A few steps on the Underground Railroad
We humans are narrative creatures, at least I am. Dates, map locations, legislative facts: history can be hard to remember piece by piece. A vivid scene, though, sticks in the memory.
A man on the verge of gaining freedom after traveling hundreds of miles on foot looks over a bridge from Buffalo into Canada with hope in his heart.
A woman refuses to answer an obnoxious white reporter’s questions. Her simple, resounding, “No” preserves the personal autonomy she’s attained along with bodily freedom in the north.
These two fictional moments, along with many others, illuminate the history of the underground railroad in New York state. They are part of Voices on the Underground Railroad, a collection of stories created by Cornell students and read aloud by members of Ithaca’s Civic Ensemble.
In a seminar taught by professor Gerard Aching, students learn about documented and rumored underground railroad stations and safe houses – homes, a church a mansion, a ferry dock. The students then write stories mapped onto the historical places to bring this history to life in a critical way.
I visited the class in November to talk about the power of a story to immerse us in an experience.
The nine stories posted on Voices on the Underground Railroad were composed by a class in 2020. The current students’ final project is to write and produce a new set of narratives. When I visited the class, they were in the drafting stages of writing historical fiction.
We talked about:
—The power of historical fiction: Why can a narrative bring us closer to understanding a period or event than straight facts?
—The problems of historical fiction, including who can access or re-imagine which stories? How can a writer approach an experience vastly different than her own?
—Best practices of fiction writing: tactile details, conflicts both large and small, and lively dialogue will enhance these historical narratives.
Now that you’ve studied the underground railroad, I asked the students, what misconceptions to you find in the world? The ensuing discussion was illuminating. “People think there are actual tunnels,” someone said.

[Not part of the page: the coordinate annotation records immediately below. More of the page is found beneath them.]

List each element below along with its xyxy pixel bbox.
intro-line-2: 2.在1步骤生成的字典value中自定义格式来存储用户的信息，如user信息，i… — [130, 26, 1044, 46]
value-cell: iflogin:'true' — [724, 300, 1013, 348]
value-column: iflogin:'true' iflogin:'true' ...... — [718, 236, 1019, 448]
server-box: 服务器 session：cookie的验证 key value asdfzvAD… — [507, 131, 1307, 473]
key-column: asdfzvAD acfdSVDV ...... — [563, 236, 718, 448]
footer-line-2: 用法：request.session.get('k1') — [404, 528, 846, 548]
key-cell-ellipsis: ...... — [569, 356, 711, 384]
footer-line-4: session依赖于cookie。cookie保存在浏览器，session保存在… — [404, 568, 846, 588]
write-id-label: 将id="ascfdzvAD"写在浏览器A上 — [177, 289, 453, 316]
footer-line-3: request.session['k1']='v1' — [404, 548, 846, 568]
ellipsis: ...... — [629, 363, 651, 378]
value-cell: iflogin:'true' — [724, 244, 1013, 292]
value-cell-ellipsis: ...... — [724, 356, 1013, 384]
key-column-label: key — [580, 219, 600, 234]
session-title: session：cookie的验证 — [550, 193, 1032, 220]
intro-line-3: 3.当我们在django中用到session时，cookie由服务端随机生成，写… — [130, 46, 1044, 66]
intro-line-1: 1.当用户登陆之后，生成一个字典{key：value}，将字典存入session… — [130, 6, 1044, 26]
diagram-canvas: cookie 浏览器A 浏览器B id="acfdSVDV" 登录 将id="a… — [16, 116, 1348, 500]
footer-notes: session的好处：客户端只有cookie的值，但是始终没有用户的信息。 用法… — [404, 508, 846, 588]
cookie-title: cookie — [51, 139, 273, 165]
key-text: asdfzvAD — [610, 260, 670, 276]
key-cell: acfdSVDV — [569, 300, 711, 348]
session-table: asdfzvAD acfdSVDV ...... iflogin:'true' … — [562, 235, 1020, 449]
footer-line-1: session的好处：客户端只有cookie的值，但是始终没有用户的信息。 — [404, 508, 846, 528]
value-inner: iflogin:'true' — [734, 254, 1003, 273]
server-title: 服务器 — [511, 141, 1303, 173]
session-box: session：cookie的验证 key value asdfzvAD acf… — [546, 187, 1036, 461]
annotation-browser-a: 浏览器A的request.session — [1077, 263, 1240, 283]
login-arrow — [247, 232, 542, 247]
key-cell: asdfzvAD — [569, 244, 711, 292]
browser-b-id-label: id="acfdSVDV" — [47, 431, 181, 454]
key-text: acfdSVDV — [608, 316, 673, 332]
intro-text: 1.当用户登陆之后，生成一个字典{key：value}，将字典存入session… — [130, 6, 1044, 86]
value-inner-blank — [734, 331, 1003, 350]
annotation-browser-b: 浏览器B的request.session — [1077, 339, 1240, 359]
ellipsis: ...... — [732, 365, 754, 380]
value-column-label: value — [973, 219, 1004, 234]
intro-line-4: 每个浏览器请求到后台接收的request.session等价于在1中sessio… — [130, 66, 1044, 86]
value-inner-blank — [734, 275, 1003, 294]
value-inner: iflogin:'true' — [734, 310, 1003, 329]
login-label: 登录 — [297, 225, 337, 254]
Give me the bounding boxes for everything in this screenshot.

Another pointed out that racial injustice has not vanished post-slavery but continues to limit peoples’ freedom with poverty, mass incarceration and other disparities.
Professor Aching complicated the bondage/freedom narrative with a term from Frederick Douglass, “the tender point.” The greatest threat to an enslaved person’s freedom quest might not be external — a bounty hunter or a slave master — but love for a person or a community.

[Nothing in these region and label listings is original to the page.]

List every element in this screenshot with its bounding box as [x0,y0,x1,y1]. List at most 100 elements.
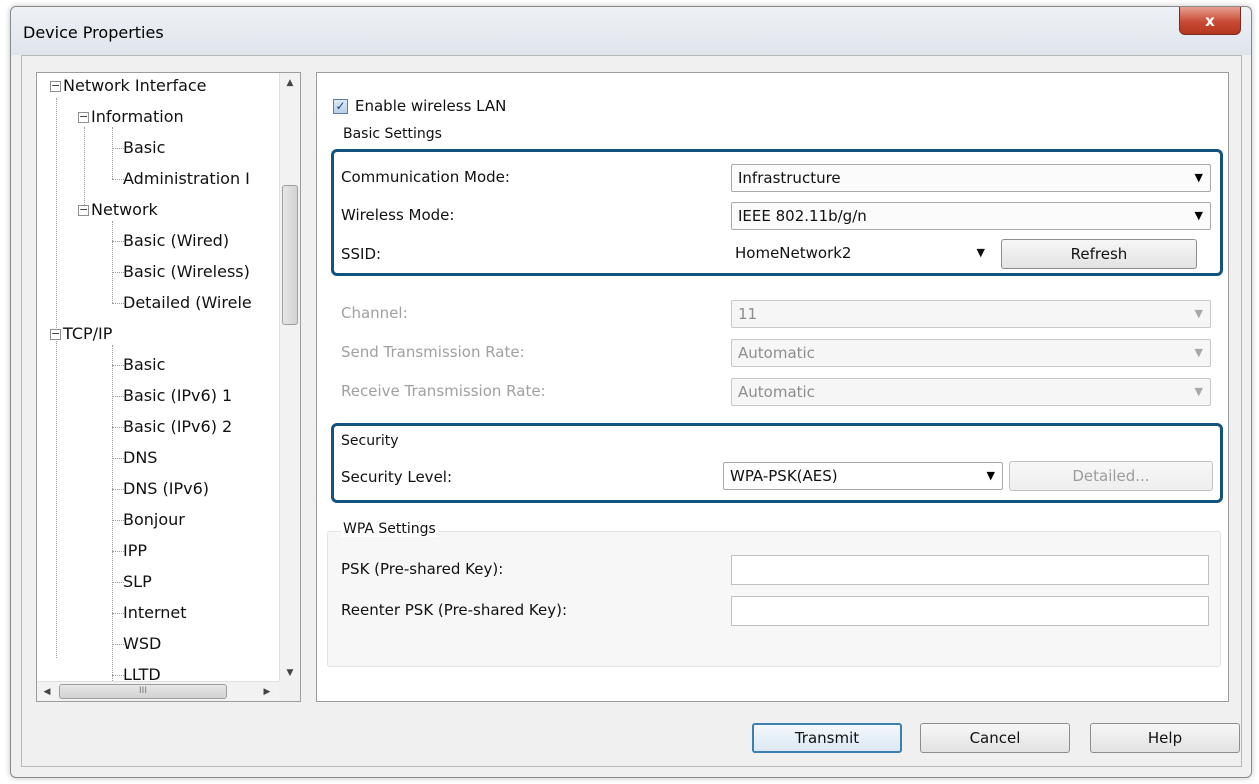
psk-input[interactable] [731,555,1209,585]
tree-connector-line [112,396,124,397]
tree-connector-line [112,644,124,645]
security-heading: Security [341,433,399,449]
ssid-value: HomeNetwork2 [735,244,852,262]
tree-item-basic-wired[interactable]: Basic (Wired) [123,229,229,253]
device-properties-window: Device Properties x Network Interface − In… [10,6,1252,778]
scroll-up-icon[interactable]: ▲ [280,73,300,93]
tree-item-dns-ipv6[interactable]: DNS (IPv6) [123,477,209,501]
detailed-button[interactable]: Detailed... [1009,461,1213,491]
tree-item-detailed-wireless[interactable]: Detailed (Wirele [123,291,252,315]
channel-select[interactable]: 11 ▼ [731,300,1211,328]
scrollbar-corner [279,681,300,701]
tree-item-ipp[interactable]: IPP [123,539,147,563]
cancel-button[interactable]: Cancel [920,723,1070,753]
chevron-down-icon: ▼ [1194,307,1203,320]
window-title: Device Properties [23,23,164,42]
ssid-label: SSID: [341,245,382,263]
tree-content: Network Interface − Information − Basic Admin… [37,73,279,685]
tree-item-tcpip-basic[interactable]: Basic [123,353,165,377]
tree-item-wsd[interactable]: WSD [123,632,161,656]
tree-connector-line [112,127,113,179]
basic-settings-heading: Basic Settings [343,126,442,142]
tree-connector-line [112,427,124,428]
tree-connector-line [112,489,124,490]
tree-horizontal-scrollbar[interactable]: ◀ III ▶ [37,681,279,701]
scroll-grip-icon: III [139,686,147,696]
receive-rate-value: Automatic [738,383,815,401]
tree-connector-line [112,365,124,366]
tree-item-slp[interactable]: SLP [123,570,152,594]
transmit-button[interactable]: Transmit [752,723,902,753]
tree-connector-line [112,551,124,552]
tree-item-internet[interactable]: Internet [123,601,187,625]
scroll-down-icon[interactable]: ▼ [280,663,300,683]
tree-item-administration[interactable]: Administration I [123,167,250,191]
receive-rate-select[interactable]: Automatic ▼ [731,378,1211,406]
tree-connector-line [84,127,85,209]
tree-vertical-scrollbar[interactable]: ▲ ▼ [279,73,300,683]
dialog-client-area: Network Interface − Information − Basic Admin… [21,55,1242,767]
reenter-psk-input[interactable] [731,596,1209,626]
help-button[interactable]: Help [1090,723,1240,753]
tree-connector-line [112,675,124,676]
enable-wireless-checkbox[interactable]: ✓ [333,99,348,114]
channel-value: 11 [738,305,758,323]
ssid-combo[interactable]: HomeNetwork2 ▼ [731,240,993,268]
security-level-select[interactable]: WPA-PSK(AES) ▼ [723,462,1003,490]
collapse-icon[interactable]: − [78,111,89,123]
tree-connector-line [112,582,124,583]
channel-label: Channel: [341,304,408,322]
psk-label: PSK (Pre-shared Key): [341,560,504,578]
refresh-button[interactable]: Refresh [1001,239,1197,269]
tree-connector-line [56,98,57,658]
tree-connector-line [112,148,124,149]
collapse-icon[interactable]: − [78,204,89,216]
communication-mode-value: Infrastructure [738,169,841,187]
wireless-mode-label: Wireless Mode: [341,206,455,224]
chevron-down-icon: ▼ [976,246,985,259]
wireless-settings-panel: ✓ Enable wireless LAN Basic Settings Com… [316,72,1229,702]
enable-wireless-label: Enable wireless LAN [355,97,507,115]
tree-item-network[interactable]: Network [91,198,158,222]
communication-mode-select[interactable]: Infrastructure ▼ [731,164,1211,192]
chevron-down-icon: ▼ [986,469,995,482]
tree-item-network-interface[interactable]: Network Interface [63,74,207,98]
communication-mode-label: Communication Mode: [341,168,510,186]
collapse-icon[interactable]: − [50,328,61,340]
receive-rate-label: Receive Transmission Rate: [341,382,546,400]
tree-connector-line [112,272,124,273]
tree-item-basic-ipv6-2[interactable]: Basic (IPv6) 2 [123,415,232,439]
close-button[interactable]: x [1179,7,1241,35]
tree-item-basic-wireless[interactable]: Basic (Wireless) [123,260,250,284]
tree-item-dns[interactable]: DNS [123,446,157,470]
close-icon: x [1205,11,1215,30]
scroll-thumb[interactable] [282,185,298,325]
send-rate-label: Send Transmission Rate: [341,343,525,361]
wireless-mode-value: IEEE 802.11b/g/n [738,207,867,225]
collapse-icon[interactable]: − [50,80,61,92]
tree-connector-line [112,303,124,304]
settings-tree: Network Interface − Information − Basic Admin… [36,72,301,702]
tree-connector-line [112,458,124,459]
tree-connector-line [112,221,113,303]
tree-item-basic[interactable]: Basic [123,136,165,160]
security-level-value: WPA-PSK(AES) [730,467,838,485]
send-rate-select[interactable]: Automatic ▼ [731,339,1211,367]
send-rate-value: Automatic [738,344,815,362]
tree-item-tcpip[interactable]: TCP/IP [63,322,112,346]
tree-connector-line [112,520,124,521]
chevron-down-icon: ▼ [1194,385,1203,398]
tree-connector-line [112,613,124,614]
scroll-right-icon[interactable]: ▶ [257,682,277,701]
scroll-left-icon[interactable]: ◀ [37,682,57,701]
wpa-settings-heading: WPA Settings [341,521,438,537]
tree-connector-line [112,241,124,242]
tree-connector-line [112,179,124,180]
title-bar[interactable]: Device Properties x [11,7,1251,55]
chevron-down-icon: ▼ [1194,171,1203,184]
scroll-thumb[interactable]: III [59,684,227,699]
wireless-mode-select[interactable]: IEEE 802.11b/g/n ▼ [731,202,1211,230]
tree-item-bonjour[interactable]: Bonjour [123,508,185,532]
tree-item-information[interactable]: Information [91,105,184,129]
tree-item-basic-ipv6-1[interactable]: Basic (IPv6) 1 [123,384,232,408]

“These narratives should not be considered actual testimonies,” the Voices website says. “Instead, they are a sincere attempt to inhabit and explore the lived experience of freedom seekers — their fear and resilience in transit to a new life. These fictionalized voices–honed after careful study of the classic slave narratives and the history of the underground railroad–permit us to imagine the thoughts and experiences of freedom seekers on their paths to liberation.”

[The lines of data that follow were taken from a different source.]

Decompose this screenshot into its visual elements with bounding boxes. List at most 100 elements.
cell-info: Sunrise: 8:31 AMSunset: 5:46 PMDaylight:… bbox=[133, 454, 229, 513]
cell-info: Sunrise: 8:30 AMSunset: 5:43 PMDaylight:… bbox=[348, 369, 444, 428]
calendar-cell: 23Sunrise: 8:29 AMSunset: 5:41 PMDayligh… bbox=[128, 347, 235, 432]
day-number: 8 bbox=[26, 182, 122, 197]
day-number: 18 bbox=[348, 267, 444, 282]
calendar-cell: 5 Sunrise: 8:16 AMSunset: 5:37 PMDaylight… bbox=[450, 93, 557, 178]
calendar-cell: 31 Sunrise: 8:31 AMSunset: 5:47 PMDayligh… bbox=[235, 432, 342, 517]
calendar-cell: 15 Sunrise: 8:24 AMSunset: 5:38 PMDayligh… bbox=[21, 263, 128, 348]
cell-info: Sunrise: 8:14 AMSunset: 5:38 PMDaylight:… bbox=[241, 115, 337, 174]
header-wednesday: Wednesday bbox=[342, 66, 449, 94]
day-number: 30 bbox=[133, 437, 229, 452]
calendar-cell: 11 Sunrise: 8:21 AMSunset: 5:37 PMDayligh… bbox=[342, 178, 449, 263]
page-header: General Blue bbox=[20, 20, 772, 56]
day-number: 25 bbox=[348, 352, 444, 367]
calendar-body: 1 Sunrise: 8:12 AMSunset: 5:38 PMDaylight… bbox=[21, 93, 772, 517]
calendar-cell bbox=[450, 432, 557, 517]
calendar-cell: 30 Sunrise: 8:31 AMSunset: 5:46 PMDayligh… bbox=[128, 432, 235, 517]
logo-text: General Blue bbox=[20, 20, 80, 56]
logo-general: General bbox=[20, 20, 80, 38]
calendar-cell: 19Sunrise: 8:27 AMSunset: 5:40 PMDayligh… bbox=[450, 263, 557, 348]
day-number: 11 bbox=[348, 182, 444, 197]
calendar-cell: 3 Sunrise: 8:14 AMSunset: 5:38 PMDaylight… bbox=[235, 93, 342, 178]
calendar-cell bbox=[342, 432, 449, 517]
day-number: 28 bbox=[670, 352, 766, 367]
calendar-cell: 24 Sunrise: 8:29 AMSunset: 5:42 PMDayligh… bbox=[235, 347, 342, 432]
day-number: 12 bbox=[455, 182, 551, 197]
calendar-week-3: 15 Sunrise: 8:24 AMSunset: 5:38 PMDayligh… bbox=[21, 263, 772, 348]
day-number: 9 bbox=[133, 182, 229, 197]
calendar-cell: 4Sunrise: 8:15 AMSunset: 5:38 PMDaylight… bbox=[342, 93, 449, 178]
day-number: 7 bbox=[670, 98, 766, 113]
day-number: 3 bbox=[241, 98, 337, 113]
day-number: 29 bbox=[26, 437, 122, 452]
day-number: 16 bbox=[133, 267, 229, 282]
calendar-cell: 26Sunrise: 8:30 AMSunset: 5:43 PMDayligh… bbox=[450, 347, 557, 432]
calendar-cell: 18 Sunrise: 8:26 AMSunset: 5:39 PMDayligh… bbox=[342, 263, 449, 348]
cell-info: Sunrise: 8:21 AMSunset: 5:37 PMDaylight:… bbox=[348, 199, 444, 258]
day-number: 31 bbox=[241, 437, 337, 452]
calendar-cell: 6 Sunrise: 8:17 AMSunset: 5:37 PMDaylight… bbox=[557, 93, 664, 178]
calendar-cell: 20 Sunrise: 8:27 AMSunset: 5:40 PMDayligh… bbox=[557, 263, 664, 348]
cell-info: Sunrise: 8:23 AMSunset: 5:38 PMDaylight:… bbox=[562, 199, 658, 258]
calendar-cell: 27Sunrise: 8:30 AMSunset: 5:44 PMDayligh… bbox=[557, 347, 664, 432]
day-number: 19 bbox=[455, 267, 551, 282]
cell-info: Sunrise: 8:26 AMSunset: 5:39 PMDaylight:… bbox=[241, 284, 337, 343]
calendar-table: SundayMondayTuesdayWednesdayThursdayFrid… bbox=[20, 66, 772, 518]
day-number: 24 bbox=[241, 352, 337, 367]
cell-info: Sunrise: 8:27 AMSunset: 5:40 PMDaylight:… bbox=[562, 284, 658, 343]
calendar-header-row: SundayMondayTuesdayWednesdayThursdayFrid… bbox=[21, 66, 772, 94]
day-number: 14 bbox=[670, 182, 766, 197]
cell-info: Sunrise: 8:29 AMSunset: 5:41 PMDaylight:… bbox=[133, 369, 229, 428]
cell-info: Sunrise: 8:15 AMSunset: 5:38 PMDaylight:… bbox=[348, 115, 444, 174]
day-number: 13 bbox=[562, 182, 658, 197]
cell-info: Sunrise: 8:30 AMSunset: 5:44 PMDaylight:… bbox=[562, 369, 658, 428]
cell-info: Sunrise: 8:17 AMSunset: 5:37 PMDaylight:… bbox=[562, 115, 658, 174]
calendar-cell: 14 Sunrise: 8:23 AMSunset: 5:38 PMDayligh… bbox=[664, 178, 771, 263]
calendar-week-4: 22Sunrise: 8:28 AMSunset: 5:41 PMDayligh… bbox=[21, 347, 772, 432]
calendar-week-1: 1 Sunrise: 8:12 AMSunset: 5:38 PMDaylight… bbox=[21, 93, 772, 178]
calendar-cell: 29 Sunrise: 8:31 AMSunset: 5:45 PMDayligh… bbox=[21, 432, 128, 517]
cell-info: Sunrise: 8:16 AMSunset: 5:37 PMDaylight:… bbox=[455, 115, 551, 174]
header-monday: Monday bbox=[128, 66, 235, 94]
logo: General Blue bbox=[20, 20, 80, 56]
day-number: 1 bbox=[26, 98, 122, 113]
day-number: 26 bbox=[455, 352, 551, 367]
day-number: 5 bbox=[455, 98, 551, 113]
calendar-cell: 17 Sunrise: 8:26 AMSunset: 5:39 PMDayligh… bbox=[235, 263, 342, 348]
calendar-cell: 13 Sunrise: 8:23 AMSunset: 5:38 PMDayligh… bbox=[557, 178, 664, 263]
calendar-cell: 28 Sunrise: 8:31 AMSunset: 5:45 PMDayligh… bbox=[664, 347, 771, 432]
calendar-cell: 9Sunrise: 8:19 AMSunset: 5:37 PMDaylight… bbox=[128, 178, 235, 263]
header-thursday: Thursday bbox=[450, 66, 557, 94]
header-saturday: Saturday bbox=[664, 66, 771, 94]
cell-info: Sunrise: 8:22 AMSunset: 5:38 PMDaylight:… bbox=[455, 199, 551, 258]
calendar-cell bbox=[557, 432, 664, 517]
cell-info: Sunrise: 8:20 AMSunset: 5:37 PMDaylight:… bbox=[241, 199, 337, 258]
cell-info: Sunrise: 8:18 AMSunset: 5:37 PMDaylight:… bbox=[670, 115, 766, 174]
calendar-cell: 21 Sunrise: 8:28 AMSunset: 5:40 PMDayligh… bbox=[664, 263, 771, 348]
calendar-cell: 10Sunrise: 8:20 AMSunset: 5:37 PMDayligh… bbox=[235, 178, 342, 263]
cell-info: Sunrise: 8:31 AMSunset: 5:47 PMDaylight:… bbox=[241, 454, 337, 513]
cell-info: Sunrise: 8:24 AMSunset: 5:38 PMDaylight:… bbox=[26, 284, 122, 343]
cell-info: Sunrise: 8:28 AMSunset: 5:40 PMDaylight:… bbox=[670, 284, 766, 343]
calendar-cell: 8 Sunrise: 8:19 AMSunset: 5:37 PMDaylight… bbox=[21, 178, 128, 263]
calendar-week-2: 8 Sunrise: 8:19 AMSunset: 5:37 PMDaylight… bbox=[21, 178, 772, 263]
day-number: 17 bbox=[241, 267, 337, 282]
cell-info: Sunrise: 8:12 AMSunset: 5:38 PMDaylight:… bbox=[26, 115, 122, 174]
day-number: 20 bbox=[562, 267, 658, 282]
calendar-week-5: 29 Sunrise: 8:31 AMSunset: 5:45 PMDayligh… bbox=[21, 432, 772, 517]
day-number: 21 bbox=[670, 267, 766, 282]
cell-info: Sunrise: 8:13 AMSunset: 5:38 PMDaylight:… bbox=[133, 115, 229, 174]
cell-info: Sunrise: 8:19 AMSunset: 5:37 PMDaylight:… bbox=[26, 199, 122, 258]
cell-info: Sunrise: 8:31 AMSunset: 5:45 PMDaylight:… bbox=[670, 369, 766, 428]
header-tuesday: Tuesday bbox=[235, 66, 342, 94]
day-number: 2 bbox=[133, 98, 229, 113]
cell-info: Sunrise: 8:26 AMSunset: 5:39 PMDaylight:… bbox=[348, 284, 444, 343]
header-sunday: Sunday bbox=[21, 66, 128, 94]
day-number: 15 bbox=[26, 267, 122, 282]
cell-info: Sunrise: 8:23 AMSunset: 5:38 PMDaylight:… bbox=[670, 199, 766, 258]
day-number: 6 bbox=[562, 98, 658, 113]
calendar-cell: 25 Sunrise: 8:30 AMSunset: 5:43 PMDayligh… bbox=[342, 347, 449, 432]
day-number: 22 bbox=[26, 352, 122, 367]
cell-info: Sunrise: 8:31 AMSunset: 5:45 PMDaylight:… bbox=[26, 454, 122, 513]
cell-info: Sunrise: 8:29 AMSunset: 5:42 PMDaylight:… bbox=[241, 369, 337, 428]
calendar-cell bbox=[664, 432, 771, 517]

Voices on the Underground Railroad is a brilliant project, essential for teaching a history that has not stopped playing out in the present, and won’t until Americans reach a greater understanding of the injustices woven into the founding of our country.
I don’t know which bridge freedom seekers crossed to get into Canada – the Esperanza Mansion story doesn’t say. But I have crossed the Peace Bridge from Buffalo, NY to Fort Erie, Ontario (opened in 1927) on foot. “Even though the other side of the bridge didn’t look any different from this side,” Peter, the man in the story, says, “I knew that a new life in freedom was about to begin.”
Through the power of historical fiction, another person’s experience is laid over my own. I know what he’s talking about in the first half of this observation – it really does look the same on both sides, even though it’s two countries offering two different possibilities. And I can follow my heart to inch closer to understanding the second.